Doctor of Philosophy in Psychology



First Advisor

Janet M. Kulberg


The purpose of this study was to investigate the relationship of levels of moral reasoning and of locus of control to changes in moral reasoning in a situation where external pressure is present. It was hypothesized that changes in moral reasoning would be toward higher levels of reasoning. A second hypothesis was that a person's locus of control related to that person's resistance to change moral reasoning in a situation where pressure to change that reasoning was exerted.

Subjects in the study were 88 students at a large New England community college. At pre-test sessions an original large sample of subjects was administered the Rotter Internal-External Locus of Control Scale (Rotter, 1966) and the Defining Issues Test (Rest, 1979). Subjects were classified as Internal or External by splitting the sample at the median of their scores on the Rotter Scale (Mdn. = 10).

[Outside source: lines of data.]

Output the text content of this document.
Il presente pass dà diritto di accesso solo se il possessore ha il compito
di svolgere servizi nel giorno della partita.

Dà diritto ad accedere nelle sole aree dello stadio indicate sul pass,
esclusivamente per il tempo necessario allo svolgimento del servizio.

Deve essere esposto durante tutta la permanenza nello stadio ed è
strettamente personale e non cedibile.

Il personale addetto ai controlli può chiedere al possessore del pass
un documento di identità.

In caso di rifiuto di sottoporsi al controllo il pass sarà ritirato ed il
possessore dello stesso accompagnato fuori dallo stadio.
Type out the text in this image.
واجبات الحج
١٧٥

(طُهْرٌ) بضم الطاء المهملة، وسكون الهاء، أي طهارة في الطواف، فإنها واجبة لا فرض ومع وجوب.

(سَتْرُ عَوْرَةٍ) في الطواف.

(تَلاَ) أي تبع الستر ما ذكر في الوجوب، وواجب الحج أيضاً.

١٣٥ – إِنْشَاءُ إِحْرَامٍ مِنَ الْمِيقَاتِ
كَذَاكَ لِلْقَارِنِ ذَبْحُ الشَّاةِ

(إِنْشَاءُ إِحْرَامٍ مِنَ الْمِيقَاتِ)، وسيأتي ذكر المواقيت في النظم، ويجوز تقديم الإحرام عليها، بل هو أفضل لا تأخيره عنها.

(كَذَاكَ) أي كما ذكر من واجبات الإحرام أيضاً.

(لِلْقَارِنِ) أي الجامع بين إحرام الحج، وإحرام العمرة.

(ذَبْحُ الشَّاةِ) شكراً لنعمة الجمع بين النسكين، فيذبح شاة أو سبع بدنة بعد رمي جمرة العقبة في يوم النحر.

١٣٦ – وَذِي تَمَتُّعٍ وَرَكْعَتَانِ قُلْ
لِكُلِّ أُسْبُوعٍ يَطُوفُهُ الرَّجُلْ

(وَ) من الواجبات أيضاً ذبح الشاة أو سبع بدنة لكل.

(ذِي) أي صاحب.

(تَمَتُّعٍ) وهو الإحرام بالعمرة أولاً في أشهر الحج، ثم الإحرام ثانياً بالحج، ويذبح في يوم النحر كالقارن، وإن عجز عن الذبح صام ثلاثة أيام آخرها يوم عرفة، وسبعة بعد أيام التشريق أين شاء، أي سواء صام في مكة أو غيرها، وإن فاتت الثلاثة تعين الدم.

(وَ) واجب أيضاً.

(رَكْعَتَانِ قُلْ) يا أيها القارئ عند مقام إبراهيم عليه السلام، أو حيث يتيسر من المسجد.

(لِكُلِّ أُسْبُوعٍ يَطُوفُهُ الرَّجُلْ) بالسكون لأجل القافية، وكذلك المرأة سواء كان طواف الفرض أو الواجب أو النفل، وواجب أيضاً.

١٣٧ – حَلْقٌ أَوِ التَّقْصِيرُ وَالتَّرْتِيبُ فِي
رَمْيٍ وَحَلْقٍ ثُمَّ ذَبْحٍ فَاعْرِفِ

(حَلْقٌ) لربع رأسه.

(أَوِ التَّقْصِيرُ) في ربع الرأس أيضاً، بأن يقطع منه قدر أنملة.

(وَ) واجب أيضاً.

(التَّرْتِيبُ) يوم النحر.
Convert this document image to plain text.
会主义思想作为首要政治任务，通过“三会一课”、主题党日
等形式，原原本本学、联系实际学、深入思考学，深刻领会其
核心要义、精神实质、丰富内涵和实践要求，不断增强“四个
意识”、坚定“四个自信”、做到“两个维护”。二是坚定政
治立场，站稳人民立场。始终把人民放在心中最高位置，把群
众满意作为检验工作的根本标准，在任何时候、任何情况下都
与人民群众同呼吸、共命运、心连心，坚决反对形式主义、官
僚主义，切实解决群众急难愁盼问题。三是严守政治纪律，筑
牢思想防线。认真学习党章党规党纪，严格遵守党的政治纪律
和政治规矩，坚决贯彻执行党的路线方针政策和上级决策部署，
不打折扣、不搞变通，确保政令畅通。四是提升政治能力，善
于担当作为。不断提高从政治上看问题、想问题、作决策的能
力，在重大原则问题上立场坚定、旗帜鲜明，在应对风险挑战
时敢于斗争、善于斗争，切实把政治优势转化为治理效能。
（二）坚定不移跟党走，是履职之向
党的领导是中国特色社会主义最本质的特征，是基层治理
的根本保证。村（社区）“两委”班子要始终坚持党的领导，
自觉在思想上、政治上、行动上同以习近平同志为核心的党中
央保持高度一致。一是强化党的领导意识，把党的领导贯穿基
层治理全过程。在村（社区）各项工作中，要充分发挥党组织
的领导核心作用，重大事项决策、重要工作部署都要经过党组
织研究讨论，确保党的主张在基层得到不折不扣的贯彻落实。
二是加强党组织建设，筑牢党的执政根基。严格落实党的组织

Subjects were classified as high or low reasoners depending on their original P-scores on the DIT. The P-score represents the magnitude of a respondent's preference for principled moral issues (Stages Sa, Sb and 6) in deciding the course of action to be followed in a moral dilemma. High reasoners had original P-scores in the third and fourth quartiles; low reasoners had original P-scores in the first and second quartiles.

Subjects were paired for the post-test or consensus session. Pairing matched high reasoners with low reasoners in four groups. In two groups high reasoners were Internals. One group matched a high reasoning Internal with a low reasoning External (DiffLOC); the other matched a high reasoning Internal with a low reasoning Internal (SameLOC). Two other groups had Externals for high reasoners. One matched a high reasoning External with a low reasoning Internal (DiffLOC) while the other matched a high reasoning External with a low reasoning External (SameLOC). At this session subjects were given their original DIT answers (pre-test) and paired subjects were instructed to discuss their original answers and come to an agreed upon answer for each item (consensus score). From their independently obtained scores and their consensus scores, change scores were derived for each subject.

Analysis of the results indicated strong support for the first hypothesis. There was a significant difference between the change scores of low reasoners and the change scores of high reasoners. The main effect of Locus of Control was not significant. However, being paired with a person of same or different locus of control differentially affected changes in P-scores. Locus of Control was important only when that reasoner was a high External paired with an Internal. When that combination occurred, Externals changed significantly more.